The script also creates a configuration corresponding to the 🤗 PEFT method you're using. For LoRA, you'll use [`LoraConfig`] to specify the task type, and several other important parameters such as the dimension of the low-rank matrices, the matrices scaling factor, and the dropout probability of the LoRA layers. If you want to use a different 🤗 PEFT method, replace `LoraConfig` with the appropriate [class](../package_reference/tuners).

Next, the script wraps the base model and `peft_config` with the [`get_peft_model`] function to create a [`PeftModel`]. 

```diff
 def main():
+    accelerator = Accelerator()
     model_name_or_path = "t5-base"
     base_path = "temp/data/FinancialPhraseBank-v1.0"
+    peft_config = LoraConfig(
         task_type=TaskType.SEQ_2_SEQ_LM, inference_mode=False, r=8, lora_alpha=32, lora_dropout=0.1
     )
    model = AutoModelForSeq2SeqLM.from_pretrained(model_name_or_path)
+   model = get_peft_model(model, peft_config)
```

Throughout the script, you'll see the [`~accelerate.Accelerator.main_process_first`] and [`~accelerate.Accelerator.wait_for_everyone`] functions which help control and synchronize when processes are executed.

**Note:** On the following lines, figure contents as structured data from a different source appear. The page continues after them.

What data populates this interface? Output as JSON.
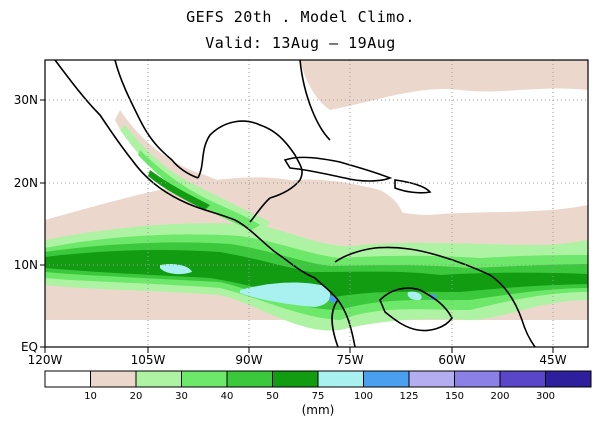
{
  "title": {
    "line1": "GEFS 20th . Model Climo.",
    "line2": "Valid: 13Aug — 19Aug"
  },
  "map": {
    "lon_labels": [
      "120W",
      "105W",
      "90W",
      "75W",
      "60W",
      "45W"
    ],
    "lat_labels": [
      "30N",
      "20N",
      "10N",
      "EQ"
    ],
    "gridlines": "dotted"
  },
  "legend": {
    "unit": "(mm)",
    "bins": [
      {
        "label": "",
        "color": "#ffffff"
      },
      {
        "label": "10",
        "color": "#ecd7cc"
      },
      {
        "label": "20",
        "color": "#aef3a3"
      },
      {
        "label": "30",
        "color": "#6ee86a"
      },
      {
        "label": "40",
        "color": "#3cc83c"
      },
      {
        "label": "50",
        "color": "#129c12"
      },
      {
        "label": "75",
        "color": "#a9f0f0"
      },
      {
        "label": "100",
        "color": "#4aa0ee"
      },
      {
        "label": "125",
        "color": "#b4aef0"
      },
      {
        "label": "150",
        "color": "#8a80e6"
      },
      {
        "label": "200",
        "color": "#5a46c8"
      },
      {
        "label": "300",
        "color": "#2e1f9c"
      }
    ]
  }
}
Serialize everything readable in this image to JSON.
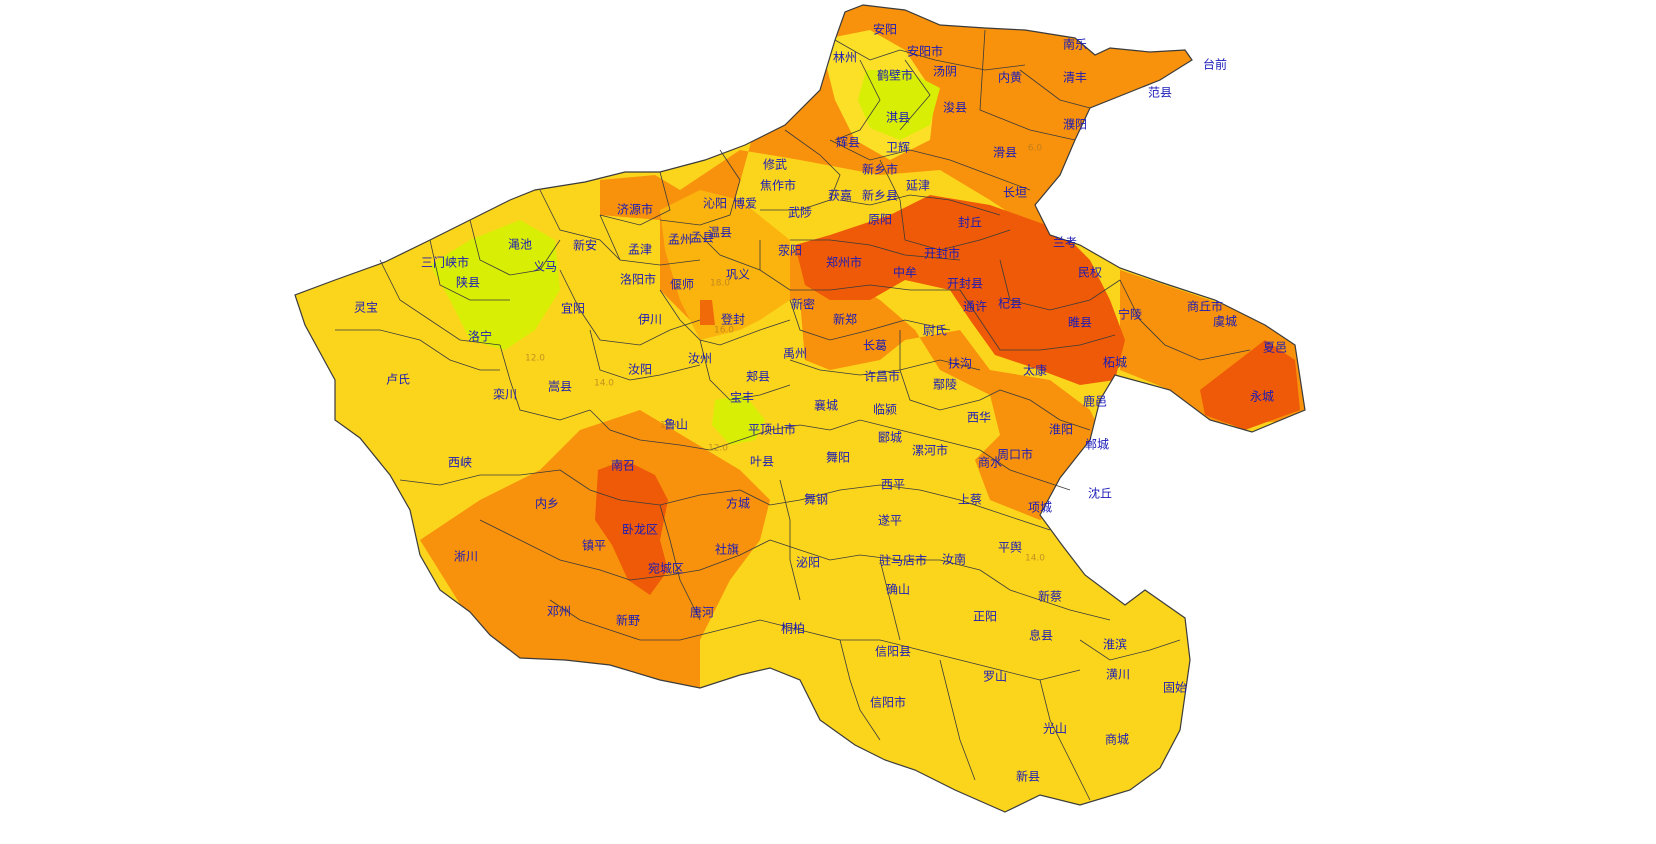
{
  "map": {
    "colors": {
      "light": "#fbe027",
      "yellow": "#fbd51c",
      "amber": "#fbb40e",
      "orange": "#f8910c",
      "deep_orange": "#f06a0a",
      "red": "#ee5a07",
      "green": "#d8ef05",
      "border": "#3b3b3b",
      "label": "#1b1bb8"
    },
    "isolines": [
      "6.0",
      "12.0",
      "16.0",
      "16.0",
      "18.0",
      "12.0",
      "14.0",
      "14.0"
    ],
    "counties": [
      "安阳",
      "安阳市",
      "林州",
      "汤阴",
      "鹤壁市",
      "淇县",
      "浚县",
      "内黄",
      "清丰",
      "南乐",
      "濮阳",
      "范县",
      "台前",
      "辉县",
      "卫辉",
      "滑县",
      "新乡市",
      "延津",
      "长垣",
      "获嘉",
      "新乡县",
      "修武",
      "焦作市",
      "沁阳",
      "博爱",
      "武陟",
      "济源市",
      "原阳",
      "封丘",
      "兰考",
      "温县",
      "孟州",
      "孟县",
      "荥阳",
      "郑州市",
      "中牟",
      "开封市",
      "开封县",
      "民权",
      "渑池",
      "三门峡市",
      "义马",
      "新安",
      "孟津",
      "洛阳市",
      "偃师",
      "巩义",
      "陕县",
      "宜阳",
      "灵宝",
      "洛宁",
      "伊川",
      "登封",
      "新密",
      "新郑",
      "尉氏",
      "通许",
      "杞县",
      "睢县",
      "宁陵",
      "商丘市",
      "虞城",
      "夏邑",
      "永城",
      "柘城",
      "长葛",
      "许昌市",
      "禹州",
      "汝州",
      "汝阳",
      "嵩县",
      "栾川",
      "卢氏",
      "扶沟",
      "太康",
      "鄢陵",
      "鹿邑",
      "郏县",
      "宝丰",
      "襄城",
      "临颍",
      "西华",
      "鲁山",
      "平顶山市",
      "叶县",
      "郾城",
      "漯河市",
      "周口市",
      "淮阳",
      "郸城",
      "西峡",
      "南召",
      "舞阳",
      "商水",
      "内乡",
      "方城",
      "舞钢",
      "西平",
      "上蔡",
      "项城",
      "沈丘",
      "卧龙区",
      "遂平",
      "淅川",
      "镇平",
      "宛城区",
      "社旗",
      "泌阳",
      "驻马店市",
      "汝南",
      "平舆",
      "新蔡",
      "邓州",
      "新野",
      "唐河",
      "确山",
      "桐柏",
      "正阳",
      "息县",
      "淮滨",
      "信阳县",
      "罗山",
      "潢川",
      "固始",
      "信阳市",
      "光山",
      "商城",
      "新县"
    ]
  }
}
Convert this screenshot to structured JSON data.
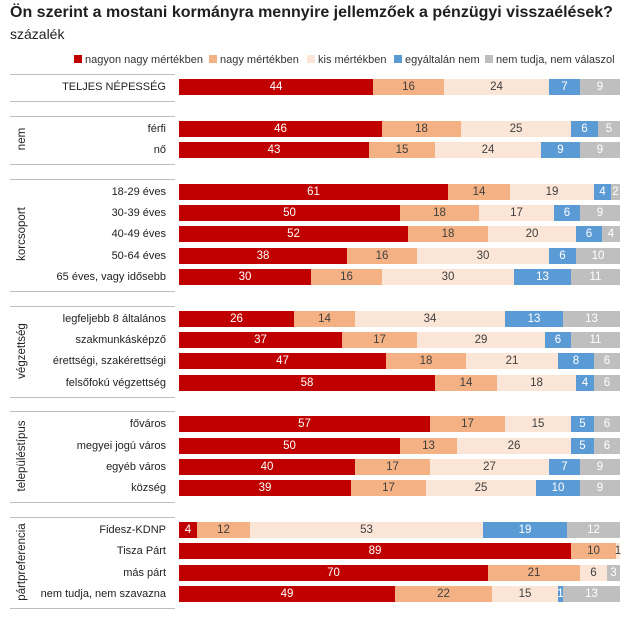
{
  "chart_data": {
    "type": "bar",
    "orientation": "horizontal",
    "stacked": true,
    "title": "Ön szerint a mostani kormányra mennyire jellemzőek a pénzügyi visszaélések?",
    "subtitle": "százalék",
    "xlim": [
      0,
      100
    ],
    "legend_position": "top",
    "categories": [
      "TELJES NÉPESSÉG",
      "férfi",
      "nő",
      "18-29 éves",
      "30-39 éves",
      "40-49 éves",
      "50-64 éves",
      "65 éves, vagy idősebb",
      "legfeljebb 8 általános",
      "szakmunkásképző",
      "érettségi, szakérettségi",
      "felsőfokú végzettség",
      "főváros",
      "megyei jogú város",
      "egyéb város",
      "község",
      "Fidesz-KDNP",
      "Tisza Párt",
      "más párt",
      "nem tudja, nem szavazna"
    ],
    "category_groups": [
      {
        "label": "",
        "size": 1
      },
      {
        "label": "nem",
        "size": 2
      },
      {
        "label": "korcsoport",
        "size": 5
      },
      {
        "label": "végzettség",
        "size": 4
      },
      {
        "label": "településtípus",
        "size": 4
      },
      {
        "label": "pártpreferencia",
        "size": 4
      }
    ],
    "series": [
      {
        "name": "nagyon nagy mértékben",
        "color": "#C00000",
        "label_color": "#FFFFFF",
        "values": [
          44,
          46,
          43,
          61,
          50,
          52,
          38,
          30,
          26,
          37,
          47,
          58,
          57,
          50,
          40,
          39,
          4,
          89,
          70,
          49
        ]
      },
      {
        "name": "nagy mértékben",
        "color": "#F4B183",
        "label_color": "#404040",
        "values": [
          16,
          18,
          15,
          14,
          18,
          18,
          16,
          16,
          14,
          17,
          18,
          14,
          17,
          13,
          17,
          17,
          12,
          10,
          21,
          22
        ]
      },
      {
        "name": "kis mértékben",
        "color": "#FBE5D6",
        "label_color": "#404040",
        "values": [
          24,
          25,
          24,
          19,
          17,
          20,
          30,
          30,
          34,
          29,
          21,
          18,
          15,
          26,
          27,
          25,
          53,
          1,
          6,
          15
        ]
      },
      {
        "name": "egyáltalán nem",
        "color": "#5B9BD5",
        "label_color": "#FFFFFF",
        "values": [
          7,
          6,
          9,
          4,
          6,
          6,
          6,
          13,
          13,
          6,
          8,
          4,
          5,
          5,
          7,
          10,
          19,
          0,
          0,
          1
        ]
      },
      {
        "name": "nem tudja, nem válaszol",
        "color": "#BFBFBF",
        "label_color": "#FFFFFF",
        "values": [
          9,
          5,
          9,
          2,
          9,
          4,
          10,
          11,
          13,
          11,
          6,
          6,
          6,
          6,
          9,
          9,
          12,
          0,
          3,
          13
        ]
      }
    ]
  }
}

After your dataset is prepared, and all the necessary training components are loaded, the script checks if you're using the `fsdp_plugin`. PyTorch offers two ways for wrapping model layers in FSDP, automatically or manually. The simplest method is to allow FSDP to automatically recursively wrap model layers without changing any other code. You can choose to wrap the model layers based on the layer name or on the size (number of parameters). In the FSDP configuration file, it uses the `TRANSFORMER_BASED_WRAP` option to wrap the [`T5Block`] layer.

```py
if getattr(accelerator.state, "fsdp_plugin", None) is not None:
    accelerator.state.fsdp_plugin.auto_wrap_policy = fsdp_auto_wrap_policy(model)
```

Next, use 🤗 Accelerate's [`~accelerate.Accelerator.prepare`] function to prepare the model, datasets, optimizer, and scheduler for training.

```py
model, train_dataloader, eval_dataloader, optimizer, lr_scheduler = accelerator.prepare(
    model, train_dataloader, eval_dataloader, optimizer, lr_scheduler
)
```

From here, the remainder of the script handles the training loop, evaluation, and sharing your model to the Hub.

## Train

Run the following command to launch the training script. Earlier, you saved the configuration file to `fsdp_config.yaml`, so you'll need to pass the path to the launcher with the `--config_file` argument like this:

```bash
accelerate launch --config_file fsdp_config.yaml examples/peft_lora_seq2seq_accelerate_fsdp.py
```

Once training is complete, the script returns the accuracy and compares the predictions to the labels.